Special relativity is a theory proposed by Albert Einstein that explains the relationship between space and time in objects moving at high speeds. It differs from general relativity in that it only applies to objects moving at constant speeds in a straight line, while general relativity applies to all objects and takes into account the effects of gravity.

## 2) What is the main concept behind special relativity?

The main concept behind special relativity is the idea that the laws of physics are the same for all observers in uniform motion, regardless of their speed or direction. This means that the laws of physics are independent of the observer's frame of reference.

## 3) How does special relativity affect the perception of time and space?

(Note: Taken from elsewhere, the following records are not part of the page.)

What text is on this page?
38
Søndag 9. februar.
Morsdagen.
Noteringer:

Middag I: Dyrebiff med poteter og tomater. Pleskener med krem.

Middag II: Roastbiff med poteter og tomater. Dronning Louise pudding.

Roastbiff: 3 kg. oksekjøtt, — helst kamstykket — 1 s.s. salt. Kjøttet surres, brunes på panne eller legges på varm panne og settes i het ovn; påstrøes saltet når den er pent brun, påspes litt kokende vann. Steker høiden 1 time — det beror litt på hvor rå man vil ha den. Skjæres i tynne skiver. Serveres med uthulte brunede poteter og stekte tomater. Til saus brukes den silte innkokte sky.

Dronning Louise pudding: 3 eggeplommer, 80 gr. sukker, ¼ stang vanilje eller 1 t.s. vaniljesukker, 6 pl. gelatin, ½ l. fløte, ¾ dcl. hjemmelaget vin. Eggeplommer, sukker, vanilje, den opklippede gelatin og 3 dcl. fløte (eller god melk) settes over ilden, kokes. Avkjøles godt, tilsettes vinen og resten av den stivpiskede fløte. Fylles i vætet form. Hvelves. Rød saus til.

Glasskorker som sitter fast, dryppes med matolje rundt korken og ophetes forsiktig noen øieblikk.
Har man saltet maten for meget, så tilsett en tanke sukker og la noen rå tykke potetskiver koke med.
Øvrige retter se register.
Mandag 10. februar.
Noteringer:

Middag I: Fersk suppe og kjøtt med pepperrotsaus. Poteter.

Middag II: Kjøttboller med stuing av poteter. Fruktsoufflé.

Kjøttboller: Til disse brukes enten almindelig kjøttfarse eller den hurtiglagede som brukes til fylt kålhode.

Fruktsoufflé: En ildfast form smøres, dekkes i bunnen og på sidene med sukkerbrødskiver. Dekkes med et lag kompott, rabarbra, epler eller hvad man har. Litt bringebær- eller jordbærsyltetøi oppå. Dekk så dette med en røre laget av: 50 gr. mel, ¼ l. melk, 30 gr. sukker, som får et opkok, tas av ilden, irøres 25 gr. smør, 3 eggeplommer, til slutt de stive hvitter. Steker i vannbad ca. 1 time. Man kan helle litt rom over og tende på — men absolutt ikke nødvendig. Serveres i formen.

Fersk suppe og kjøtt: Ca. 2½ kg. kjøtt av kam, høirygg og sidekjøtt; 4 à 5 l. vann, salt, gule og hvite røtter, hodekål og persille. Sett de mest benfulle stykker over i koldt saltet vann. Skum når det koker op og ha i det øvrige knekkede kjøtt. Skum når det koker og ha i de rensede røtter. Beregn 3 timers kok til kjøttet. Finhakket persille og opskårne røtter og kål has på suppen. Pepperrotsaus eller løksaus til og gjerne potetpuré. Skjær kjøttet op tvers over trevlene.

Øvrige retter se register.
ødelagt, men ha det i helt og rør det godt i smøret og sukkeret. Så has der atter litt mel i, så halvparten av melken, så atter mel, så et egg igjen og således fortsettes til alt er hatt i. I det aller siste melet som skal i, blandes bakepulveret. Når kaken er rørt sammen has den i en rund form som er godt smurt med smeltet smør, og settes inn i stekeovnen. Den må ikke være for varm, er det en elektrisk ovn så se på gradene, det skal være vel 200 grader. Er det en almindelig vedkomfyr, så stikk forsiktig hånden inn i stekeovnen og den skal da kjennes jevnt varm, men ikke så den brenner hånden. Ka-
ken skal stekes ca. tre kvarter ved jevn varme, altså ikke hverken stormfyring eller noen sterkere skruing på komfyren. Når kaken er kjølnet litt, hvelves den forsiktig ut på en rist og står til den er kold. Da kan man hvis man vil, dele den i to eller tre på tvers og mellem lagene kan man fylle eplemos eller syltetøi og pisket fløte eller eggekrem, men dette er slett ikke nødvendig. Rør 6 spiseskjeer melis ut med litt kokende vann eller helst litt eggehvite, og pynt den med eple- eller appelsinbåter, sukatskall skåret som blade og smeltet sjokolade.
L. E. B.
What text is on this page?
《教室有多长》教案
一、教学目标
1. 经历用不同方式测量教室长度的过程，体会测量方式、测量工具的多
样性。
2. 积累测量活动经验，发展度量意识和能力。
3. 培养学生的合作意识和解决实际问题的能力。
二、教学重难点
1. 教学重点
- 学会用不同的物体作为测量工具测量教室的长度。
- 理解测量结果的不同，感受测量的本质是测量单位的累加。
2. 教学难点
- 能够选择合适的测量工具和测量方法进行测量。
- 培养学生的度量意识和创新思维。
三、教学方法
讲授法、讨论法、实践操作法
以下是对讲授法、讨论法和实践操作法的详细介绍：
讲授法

Special relativity states that time and space are relative concepts and can be affected by the speed of an observer. Time can appear to pass slower for objects moving at high speeds, and distances can appear to be shorter in the direction of motion. This is known as time dilation and length contraction.

## 4) Can special relativity be applied to everyday situations?

Yes, special relativity has been experimentally proven and is used in various technologies, such as GPS systems. However, the effects of special relativity are only noticeable at speeds close to the speed of light, so it is not typically noticeable in everyday situations.

## 5) What are some common misconceptions about special relativity?

Some common misconceptions about special relativity include the idea that it only applies to objects moving at the speed of light, or that it only applies to very large objects. In reality, special relativity applies to any object moving at high speeds, regardless of its size, and the effects of special relativity can be observed at speeds much slower than the speed of light.